AI監獄ウイグルを読むと、ウイグルは米中テック企業が作った「最悪の実験場」のように思える
台湾関連で中国に関して先週騒がしい状況でしたが、日本のマスコミでペロシの台湾到着を生中継した局はなかったようです。
ロシアのウクライナ侵攻もありますし、ちょっと周りが見えてないかなと言う気がしますが。
とくに台湾海峡ってエネルギー面でも日本にとって相当重要なわけで、無責任に脱原発煽ったの含めて全体像見てないのはどうなのかという印象です。
その思いを強くした理由として、「AI監獄ウイグル」を読んだというのもあります。
読み終わるとAIや洗脳の怖さを覚えると同時になぜ欧米が中国に対して距離をとるようになったかもよくわかります。
米中テック企業が作った「最悪の実験場」
前書きで100人以上にインタビューしたとは言え明らかに誇張している人の内容は除外していると書かれてますから、それでこのレベルの中身なのが怖さではあります。
インタビューを受けてる人たちは明らかに状況が悪化していく中で幸運にもウイグルから脱出できた人たち。

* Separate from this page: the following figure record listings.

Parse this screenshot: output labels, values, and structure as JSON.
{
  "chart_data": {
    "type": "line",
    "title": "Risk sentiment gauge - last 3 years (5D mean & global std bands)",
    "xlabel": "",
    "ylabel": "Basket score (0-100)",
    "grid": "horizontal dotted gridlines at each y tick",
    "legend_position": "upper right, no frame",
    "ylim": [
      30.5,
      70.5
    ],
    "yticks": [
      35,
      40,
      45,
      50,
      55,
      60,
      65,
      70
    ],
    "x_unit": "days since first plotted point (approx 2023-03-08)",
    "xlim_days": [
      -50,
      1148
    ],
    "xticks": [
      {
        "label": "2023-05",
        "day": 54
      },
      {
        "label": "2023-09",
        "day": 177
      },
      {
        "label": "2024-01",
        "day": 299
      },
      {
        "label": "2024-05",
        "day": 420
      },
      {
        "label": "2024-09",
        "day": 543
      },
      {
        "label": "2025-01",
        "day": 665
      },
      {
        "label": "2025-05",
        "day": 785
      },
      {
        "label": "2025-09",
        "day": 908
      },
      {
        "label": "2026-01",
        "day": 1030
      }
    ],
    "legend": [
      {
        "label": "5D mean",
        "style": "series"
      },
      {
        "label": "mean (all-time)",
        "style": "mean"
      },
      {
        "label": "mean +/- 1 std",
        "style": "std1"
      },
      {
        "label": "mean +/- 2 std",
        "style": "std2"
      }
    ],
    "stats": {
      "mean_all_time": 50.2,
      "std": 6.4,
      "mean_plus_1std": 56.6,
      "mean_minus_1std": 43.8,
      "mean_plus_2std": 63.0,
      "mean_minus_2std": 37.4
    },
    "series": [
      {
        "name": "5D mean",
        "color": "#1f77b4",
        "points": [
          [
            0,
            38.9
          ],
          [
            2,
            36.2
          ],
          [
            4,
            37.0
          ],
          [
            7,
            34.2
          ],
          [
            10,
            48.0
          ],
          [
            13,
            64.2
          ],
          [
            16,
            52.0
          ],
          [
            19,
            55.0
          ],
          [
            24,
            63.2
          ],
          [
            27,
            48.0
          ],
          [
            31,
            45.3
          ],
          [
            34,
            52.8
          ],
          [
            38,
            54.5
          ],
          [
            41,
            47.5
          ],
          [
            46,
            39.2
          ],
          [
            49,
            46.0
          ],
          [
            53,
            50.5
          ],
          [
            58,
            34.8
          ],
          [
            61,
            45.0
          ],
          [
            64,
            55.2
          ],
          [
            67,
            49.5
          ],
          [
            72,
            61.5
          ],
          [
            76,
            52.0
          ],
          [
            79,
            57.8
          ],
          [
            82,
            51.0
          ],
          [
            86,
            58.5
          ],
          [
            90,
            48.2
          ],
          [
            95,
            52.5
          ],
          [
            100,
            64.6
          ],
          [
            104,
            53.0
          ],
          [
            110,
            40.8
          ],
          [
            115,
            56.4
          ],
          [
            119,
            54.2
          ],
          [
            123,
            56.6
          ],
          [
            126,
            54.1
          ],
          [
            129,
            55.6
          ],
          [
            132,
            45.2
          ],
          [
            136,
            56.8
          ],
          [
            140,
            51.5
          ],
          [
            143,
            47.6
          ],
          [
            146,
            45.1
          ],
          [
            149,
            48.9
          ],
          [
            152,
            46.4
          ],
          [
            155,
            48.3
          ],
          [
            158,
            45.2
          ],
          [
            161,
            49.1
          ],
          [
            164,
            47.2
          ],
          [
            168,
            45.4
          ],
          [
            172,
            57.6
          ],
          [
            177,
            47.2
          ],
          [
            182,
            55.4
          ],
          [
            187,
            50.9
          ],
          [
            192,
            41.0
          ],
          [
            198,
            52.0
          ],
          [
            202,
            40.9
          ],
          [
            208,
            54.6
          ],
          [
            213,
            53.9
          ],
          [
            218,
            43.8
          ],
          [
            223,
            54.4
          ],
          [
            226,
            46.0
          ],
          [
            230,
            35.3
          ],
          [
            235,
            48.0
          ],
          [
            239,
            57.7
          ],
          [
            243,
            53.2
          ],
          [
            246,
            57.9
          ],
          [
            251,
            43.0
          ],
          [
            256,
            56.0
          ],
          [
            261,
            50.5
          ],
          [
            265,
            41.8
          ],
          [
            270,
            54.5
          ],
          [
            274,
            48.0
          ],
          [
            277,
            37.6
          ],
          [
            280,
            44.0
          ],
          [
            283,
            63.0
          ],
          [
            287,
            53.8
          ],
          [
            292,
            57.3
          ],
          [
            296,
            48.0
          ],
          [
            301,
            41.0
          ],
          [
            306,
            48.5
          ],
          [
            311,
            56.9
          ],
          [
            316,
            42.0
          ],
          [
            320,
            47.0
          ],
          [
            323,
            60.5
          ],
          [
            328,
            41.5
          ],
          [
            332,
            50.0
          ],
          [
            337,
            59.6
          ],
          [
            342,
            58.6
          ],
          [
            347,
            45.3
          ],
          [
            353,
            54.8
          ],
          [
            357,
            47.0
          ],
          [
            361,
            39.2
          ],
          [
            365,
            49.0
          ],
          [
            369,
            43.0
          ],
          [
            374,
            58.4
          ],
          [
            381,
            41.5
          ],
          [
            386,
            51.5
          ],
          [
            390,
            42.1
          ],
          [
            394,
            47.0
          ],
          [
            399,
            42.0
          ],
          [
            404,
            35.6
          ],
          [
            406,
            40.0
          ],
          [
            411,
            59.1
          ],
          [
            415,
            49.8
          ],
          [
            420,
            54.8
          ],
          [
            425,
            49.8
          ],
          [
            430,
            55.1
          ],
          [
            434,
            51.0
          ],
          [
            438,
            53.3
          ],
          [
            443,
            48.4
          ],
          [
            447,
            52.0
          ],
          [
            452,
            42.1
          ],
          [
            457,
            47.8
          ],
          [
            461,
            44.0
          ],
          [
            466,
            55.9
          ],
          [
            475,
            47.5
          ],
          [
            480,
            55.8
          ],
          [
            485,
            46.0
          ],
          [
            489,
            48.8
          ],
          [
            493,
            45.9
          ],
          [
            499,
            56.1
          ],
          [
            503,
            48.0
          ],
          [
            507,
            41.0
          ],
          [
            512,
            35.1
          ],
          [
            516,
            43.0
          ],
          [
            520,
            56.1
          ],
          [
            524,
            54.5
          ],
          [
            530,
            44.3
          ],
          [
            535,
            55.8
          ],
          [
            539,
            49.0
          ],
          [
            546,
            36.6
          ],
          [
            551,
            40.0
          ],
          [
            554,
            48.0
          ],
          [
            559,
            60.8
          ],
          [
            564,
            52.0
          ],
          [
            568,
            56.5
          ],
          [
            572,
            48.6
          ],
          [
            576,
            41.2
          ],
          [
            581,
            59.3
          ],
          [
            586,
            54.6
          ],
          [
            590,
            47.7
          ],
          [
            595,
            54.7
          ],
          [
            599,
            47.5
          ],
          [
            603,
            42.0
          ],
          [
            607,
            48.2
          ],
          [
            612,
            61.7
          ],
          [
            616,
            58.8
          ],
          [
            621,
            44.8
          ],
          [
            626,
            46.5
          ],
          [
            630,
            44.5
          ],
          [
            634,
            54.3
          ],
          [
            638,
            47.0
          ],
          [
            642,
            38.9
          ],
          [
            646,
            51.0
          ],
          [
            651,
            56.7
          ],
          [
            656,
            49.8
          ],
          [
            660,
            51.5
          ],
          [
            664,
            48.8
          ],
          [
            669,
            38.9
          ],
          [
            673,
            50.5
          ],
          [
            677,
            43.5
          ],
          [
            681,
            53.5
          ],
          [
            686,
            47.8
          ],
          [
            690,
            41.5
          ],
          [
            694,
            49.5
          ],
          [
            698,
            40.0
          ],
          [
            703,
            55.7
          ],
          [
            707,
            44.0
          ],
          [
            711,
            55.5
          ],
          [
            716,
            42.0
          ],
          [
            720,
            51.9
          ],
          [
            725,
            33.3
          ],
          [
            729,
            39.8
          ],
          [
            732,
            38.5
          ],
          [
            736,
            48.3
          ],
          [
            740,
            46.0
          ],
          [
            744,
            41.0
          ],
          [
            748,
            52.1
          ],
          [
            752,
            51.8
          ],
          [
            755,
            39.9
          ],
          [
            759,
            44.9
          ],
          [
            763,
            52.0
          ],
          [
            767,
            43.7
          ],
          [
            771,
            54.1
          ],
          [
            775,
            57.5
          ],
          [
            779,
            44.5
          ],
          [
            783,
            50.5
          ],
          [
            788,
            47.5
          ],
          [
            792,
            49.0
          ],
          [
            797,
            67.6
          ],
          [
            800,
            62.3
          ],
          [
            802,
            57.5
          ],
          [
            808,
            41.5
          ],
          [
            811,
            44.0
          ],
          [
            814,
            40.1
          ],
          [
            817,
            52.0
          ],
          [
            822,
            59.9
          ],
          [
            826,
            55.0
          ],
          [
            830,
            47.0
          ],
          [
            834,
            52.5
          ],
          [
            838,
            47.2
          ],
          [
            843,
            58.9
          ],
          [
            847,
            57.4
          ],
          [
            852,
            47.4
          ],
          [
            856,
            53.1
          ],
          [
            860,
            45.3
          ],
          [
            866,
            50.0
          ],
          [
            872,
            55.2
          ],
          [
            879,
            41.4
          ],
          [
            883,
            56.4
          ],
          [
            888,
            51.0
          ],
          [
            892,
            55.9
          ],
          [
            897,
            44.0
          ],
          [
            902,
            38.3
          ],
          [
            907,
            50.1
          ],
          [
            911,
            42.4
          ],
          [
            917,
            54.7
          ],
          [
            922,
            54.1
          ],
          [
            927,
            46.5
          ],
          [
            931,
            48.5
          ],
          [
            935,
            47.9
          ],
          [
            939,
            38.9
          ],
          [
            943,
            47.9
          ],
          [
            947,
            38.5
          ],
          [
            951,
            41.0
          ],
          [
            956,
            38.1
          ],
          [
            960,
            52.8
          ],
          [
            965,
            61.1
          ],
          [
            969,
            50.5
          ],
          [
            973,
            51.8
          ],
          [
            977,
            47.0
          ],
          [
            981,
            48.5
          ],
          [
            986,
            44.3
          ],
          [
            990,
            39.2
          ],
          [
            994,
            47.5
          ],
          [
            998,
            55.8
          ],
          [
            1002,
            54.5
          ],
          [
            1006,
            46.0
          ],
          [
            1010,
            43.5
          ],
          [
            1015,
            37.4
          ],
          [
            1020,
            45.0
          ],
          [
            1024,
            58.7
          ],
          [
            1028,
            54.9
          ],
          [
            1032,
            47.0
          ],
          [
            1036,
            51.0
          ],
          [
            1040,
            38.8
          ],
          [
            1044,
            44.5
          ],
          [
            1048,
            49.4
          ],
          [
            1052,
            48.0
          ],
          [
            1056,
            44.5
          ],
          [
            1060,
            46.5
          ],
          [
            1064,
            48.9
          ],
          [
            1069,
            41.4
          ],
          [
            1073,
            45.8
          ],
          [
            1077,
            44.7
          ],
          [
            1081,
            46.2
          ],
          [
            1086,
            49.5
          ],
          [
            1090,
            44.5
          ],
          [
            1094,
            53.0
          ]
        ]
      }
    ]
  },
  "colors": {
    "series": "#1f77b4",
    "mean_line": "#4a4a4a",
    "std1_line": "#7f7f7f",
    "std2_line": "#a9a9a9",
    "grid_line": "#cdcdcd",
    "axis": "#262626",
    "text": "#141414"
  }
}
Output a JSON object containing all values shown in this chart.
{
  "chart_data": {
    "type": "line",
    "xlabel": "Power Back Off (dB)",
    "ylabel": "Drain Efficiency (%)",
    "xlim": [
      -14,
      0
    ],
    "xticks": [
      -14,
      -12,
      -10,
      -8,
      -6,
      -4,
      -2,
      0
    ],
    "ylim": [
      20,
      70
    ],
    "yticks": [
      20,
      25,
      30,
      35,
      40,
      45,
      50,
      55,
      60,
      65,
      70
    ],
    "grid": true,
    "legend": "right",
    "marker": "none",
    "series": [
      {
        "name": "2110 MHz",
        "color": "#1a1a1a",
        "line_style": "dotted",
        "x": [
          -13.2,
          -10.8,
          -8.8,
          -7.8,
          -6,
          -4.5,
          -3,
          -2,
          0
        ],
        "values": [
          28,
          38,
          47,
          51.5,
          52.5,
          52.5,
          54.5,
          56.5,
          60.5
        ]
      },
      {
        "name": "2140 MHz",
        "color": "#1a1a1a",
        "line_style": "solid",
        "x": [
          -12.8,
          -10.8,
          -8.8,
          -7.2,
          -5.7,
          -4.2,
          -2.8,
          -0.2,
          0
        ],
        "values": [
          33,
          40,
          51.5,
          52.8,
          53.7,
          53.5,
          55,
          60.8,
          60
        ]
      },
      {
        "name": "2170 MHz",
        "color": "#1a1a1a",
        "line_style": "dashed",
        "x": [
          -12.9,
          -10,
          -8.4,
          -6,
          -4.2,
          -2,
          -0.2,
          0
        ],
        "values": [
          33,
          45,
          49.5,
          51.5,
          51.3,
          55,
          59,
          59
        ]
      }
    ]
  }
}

半数くらいの人が強制収容所に入れられていて、その中では思想教育と極限状態において洗脳に近い物。
おまけに外で暮らしている人たちは少しでも怪しい部分があるとスコア付けで店の利用等も制限されるわけで、中国テックをもてはやしている有識者もいましたが、これを読むとちょっとやばくないかと思うレベルです。
ちなみに5年くらい前の飲み会で他社に「中国が出てきて経済支配されても日本はなんとかなるよ」と言ってる人がいましたが(スマホも安いから中華製)、その後欧米で中国企業が規制されてるのを見ますとあのとき抱いた違和感がなんとなく顕在化していないかと思う今日この頃です。
あと一路一体という話がありましたけど、ウイグルの民族的にカザフスタンやトルコに亡命した状態になっても、亡命先の政府が強制連行→中国へ強制送還も行われてたりする模様。
加えて現地にスパイがいたり、中国に残った親族の電話番号から電話がかかってくるなど、本が書かれて多少なりとも時間が経っていて現在どうなってるんだ?という気がします。
これを読むと漢族中心の発展している沿岸部やらはどうなってるのかが気になるのと同時に、新疆に工場建ててる欧米企業にESG投資を語る資格はないかなと思いました。
技術的に欧米の技術を活用しているわけですが、厳しくなったとしても産業スパイ的なものをどうするのかは気になりました。
で、AI監獄ができるまでの移行期の間に亡命できた人たちへのインタビューが多く載っていましたが、気になった点は末端を虐げたとしても軍部で反乱起きたときとか対応できるのか?というのは思いました。
ちなみに資本主義だけ残ったによると中国などの国家主導型の政治的資本主義に関しては以下の点が指摘されています。
- 腐敗はどちらでも起こるが、法適用が曖昧の面で弱い政治的資本主義は高い成長率と効率的な行政を永久に気を抜けない。
- 政治的資本主義は社会的な施策で失敗したら取り返しがつかない確率が高い。
コロナや不動産バブルの施策で失敗している気がするのですが、これがウイグルにとっていい方向に行くといいのですが。
ともあれ中国の負の側面を知る上で有意義な一冊だと考えます。